На рубеже столетий возникает изумительный стиль — ар нуво, модерн, сочетающий в себе, казалось бы, несовместимое — технический прогресс и печально-эстетские линии. Воинствующий культ красоты. Любование формой и тут же — интерес к машинам. Тоска по ушедшим временам и манящее завтра. В этом — весь Серебряный век "Это что-то декадентское", — отчеканила мадам Аркадина, небрежно глянув на творение своего сына. Итак, "поднимается занавес; открывается вид на озеро; луна над горизонтом, отражение её в воде; на большом камне сидит Нина Заречная, вся в белом". Распад и созидание. Поиски ускользающего смысла. Знаковыми постройками становятся МХАТ в Камергерском переулке (Фёдор Шехтель) и Купеческий клуб — ныне Ленком (Илларион Иванов-Шиц). Созвучие предельной чёткости — с манерностью. Грань веков. Сценография и декорации — тоже в духе времени. Обращение к Галантному веку и древнерусской тематике: мы видим эскизы Николая Сапунова к балету "Мещанин-дворянин" (1912) и декорации Ивана Билибина к опере "Садко" (1914). Футуристические костюмы Александры Экстер — пропуск в следующую эпоху, ибо наступила эра великого эксперимента.

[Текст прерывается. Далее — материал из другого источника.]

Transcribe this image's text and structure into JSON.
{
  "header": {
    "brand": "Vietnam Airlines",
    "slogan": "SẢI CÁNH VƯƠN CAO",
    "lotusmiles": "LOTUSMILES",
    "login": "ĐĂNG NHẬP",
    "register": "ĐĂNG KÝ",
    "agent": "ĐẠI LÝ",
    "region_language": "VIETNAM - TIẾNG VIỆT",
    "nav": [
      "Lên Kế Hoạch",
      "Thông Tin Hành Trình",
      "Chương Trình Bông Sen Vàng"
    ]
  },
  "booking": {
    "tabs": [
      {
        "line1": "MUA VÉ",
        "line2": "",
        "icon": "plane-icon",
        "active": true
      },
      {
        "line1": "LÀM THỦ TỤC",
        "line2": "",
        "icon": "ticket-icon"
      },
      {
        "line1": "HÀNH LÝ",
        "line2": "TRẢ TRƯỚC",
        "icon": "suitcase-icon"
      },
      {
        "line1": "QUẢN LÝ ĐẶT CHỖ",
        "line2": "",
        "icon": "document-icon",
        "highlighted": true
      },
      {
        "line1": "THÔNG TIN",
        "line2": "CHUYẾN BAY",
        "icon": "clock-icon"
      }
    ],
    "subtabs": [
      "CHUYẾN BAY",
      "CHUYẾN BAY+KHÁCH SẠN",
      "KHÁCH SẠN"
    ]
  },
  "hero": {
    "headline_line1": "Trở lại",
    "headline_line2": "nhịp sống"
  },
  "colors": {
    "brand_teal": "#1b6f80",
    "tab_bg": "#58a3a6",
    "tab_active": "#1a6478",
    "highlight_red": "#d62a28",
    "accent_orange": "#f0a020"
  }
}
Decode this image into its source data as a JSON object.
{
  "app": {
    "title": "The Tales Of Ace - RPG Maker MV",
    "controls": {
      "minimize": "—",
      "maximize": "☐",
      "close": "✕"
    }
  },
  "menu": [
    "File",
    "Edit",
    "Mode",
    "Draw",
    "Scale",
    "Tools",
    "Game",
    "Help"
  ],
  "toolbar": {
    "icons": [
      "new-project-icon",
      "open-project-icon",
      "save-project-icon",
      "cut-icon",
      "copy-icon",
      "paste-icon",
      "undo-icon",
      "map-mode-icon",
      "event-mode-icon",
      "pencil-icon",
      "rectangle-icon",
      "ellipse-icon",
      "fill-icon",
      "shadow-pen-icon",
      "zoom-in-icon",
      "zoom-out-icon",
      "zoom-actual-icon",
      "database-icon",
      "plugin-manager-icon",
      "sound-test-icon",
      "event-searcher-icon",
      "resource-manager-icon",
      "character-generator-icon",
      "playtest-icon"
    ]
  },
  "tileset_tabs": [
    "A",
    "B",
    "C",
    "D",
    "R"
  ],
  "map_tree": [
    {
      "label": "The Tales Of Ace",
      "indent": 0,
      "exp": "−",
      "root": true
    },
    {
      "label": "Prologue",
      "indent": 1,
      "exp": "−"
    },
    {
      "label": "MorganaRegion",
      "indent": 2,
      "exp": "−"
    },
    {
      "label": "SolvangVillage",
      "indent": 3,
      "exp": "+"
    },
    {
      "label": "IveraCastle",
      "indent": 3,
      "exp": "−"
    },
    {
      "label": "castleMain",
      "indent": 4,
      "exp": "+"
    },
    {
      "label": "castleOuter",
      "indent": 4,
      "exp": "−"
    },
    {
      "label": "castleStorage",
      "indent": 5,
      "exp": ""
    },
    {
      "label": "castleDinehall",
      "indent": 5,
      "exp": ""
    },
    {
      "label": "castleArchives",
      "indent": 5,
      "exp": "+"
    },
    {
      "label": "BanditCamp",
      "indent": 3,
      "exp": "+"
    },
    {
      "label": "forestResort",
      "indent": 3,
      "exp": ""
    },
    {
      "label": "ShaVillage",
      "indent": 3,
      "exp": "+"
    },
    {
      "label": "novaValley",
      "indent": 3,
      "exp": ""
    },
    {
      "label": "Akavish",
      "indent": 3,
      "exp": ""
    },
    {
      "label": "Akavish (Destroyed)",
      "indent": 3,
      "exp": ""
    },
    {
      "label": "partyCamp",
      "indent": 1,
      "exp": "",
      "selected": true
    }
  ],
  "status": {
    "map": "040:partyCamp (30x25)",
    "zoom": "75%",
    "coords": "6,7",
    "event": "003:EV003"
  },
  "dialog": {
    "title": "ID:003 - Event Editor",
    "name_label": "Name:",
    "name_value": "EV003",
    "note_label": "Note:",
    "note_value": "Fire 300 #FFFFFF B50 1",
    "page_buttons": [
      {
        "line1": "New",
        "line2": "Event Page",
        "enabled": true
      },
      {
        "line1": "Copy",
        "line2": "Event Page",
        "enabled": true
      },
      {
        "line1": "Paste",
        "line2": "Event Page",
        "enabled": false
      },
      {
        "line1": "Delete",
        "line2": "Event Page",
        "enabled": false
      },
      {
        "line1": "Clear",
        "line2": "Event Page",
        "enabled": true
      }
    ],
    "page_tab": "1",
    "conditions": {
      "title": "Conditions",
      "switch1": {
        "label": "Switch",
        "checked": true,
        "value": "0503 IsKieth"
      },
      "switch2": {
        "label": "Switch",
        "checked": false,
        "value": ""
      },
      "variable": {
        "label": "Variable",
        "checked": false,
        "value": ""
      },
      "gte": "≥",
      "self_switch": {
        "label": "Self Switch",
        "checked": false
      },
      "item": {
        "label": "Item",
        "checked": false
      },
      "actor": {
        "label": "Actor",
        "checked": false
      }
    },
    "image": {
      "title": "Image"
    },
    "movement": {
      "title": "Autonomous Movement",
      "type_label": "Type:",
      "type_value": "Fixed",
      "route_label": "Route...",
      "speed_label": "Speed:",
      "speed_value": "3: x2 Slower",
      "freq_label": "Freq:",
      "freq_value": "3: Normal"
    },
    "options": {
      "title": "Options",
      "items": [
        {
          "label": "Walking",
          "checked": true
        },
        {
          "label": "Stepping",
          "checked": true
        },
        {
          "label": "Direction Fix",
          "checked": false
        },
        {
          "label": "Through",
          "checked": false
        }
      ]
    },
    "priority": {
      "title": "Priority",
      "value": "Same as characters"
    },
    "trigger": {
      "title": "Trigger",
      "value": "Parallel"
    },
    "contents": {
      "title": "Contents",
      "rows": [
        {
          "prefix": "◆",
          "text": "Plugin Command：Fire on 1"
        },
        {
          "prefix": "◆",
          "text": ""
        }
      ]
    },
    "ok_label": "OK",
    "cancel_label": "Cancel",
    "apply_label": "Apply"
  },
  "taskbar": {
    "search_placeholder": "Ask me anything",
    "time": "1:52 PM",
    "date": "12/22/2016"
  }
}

Мощь русского авангарда! Интеллигенция с гимназическим образованием спешно принялась творить "пролетарскую культуру", в которой всё оказалось подчинено двум новым божествам — классовой борьбе и светлому будущему. Функционеры констатировали, что привычный театр — пережиток прошлого, а будущее — за массовыми мероприятиями, где зритель будет вовлечён в происходящее на сцене. Возникает концепция "синтетического театра" — он объединит сразу несколько действ: хор, танец, мелодекламацию, драматическую часть. Под эту идею требовались соответствующие постройки — с громадными залами, раздвижными стенами, трансформирующимся пространством сцены. На выставке представлены конкурсные заявки, "бумажная архитектура" и прочие несостоявшиеся шедевры. К примеру, фантастические вариации на тему Ростовского оперного театра (братья Бархины), а также победивший проект Владимира Щуко и Владимира Гельфрейха (начало 1930-х). Сценография и декоративное оформление тоже подверглись революционному перекраиванию. Художник Эль Лисицкий создаёт макет оформления спектакля "Хочу ребёнка" (1928) по пьесе Сергея Третьякова. При взгляде на все эти нагромождения вспоминается ироничная классика: "К удивлению Воробьянинова, привыкшего к классической интерпретации "Женитьбы", Подколесина на сцене не было. Порыскав глазами, Ипполит Матвеевич увидел свисающие с потолка фанерные прямоугольники, выкрашенные в основные цвета солнечного спектра. Ни дверей, ни синих кисейных окон не было. Под разноцветными прямоугольниками танцевали дамочки в больших, вырезанных из чёрного картона шляпах. Бутылочные стоны вызвали на сцену Подколесина, который врезался в толпу дамочек верхом на Степане. Подколесин был наряжен в камергерский мундир…".
Буквально через несколько лет возобладали традиционные вкусы. Человек сталинской эры воспринимал себя в качестве наследника всех предыдущих культур. Он — некий венец эволюции, а его жизнь — сопричастность вселенской сущности. Во всём — дух имперства и восприятие исторических форм как родных, своих, исконных. Рождается энергичное советское палладианство. В каждом жесте — свободное распоряжение эллинскими, ренессансными, барочными линиями. Проект Государственного театра Туркменской ССР в Ашхабаде, (1934, Алексей Щуко, Владимир Гельфрейх, Юрий Щуко) почти лишён местного колорита — здесь исключительно дух палаццо. В зрительном зале Театра имени Алишера Навои в Ташкенте (1944, Алексей Щусев) мы также видим следование имперской традиции, правда, здесь куда больше восточного звучания. Проект Летнего театра им. П.И. Чайковского на Елагином острове в Ленинграде (1941, Александр Гегелло) напоминает о старинных чертогах — нам кажется, что здесь были бы уместны не работяги с Кировского завода, но господа в пышных париках и атласных камзолах… Тем не менее, всё это принадлежало теперь народу.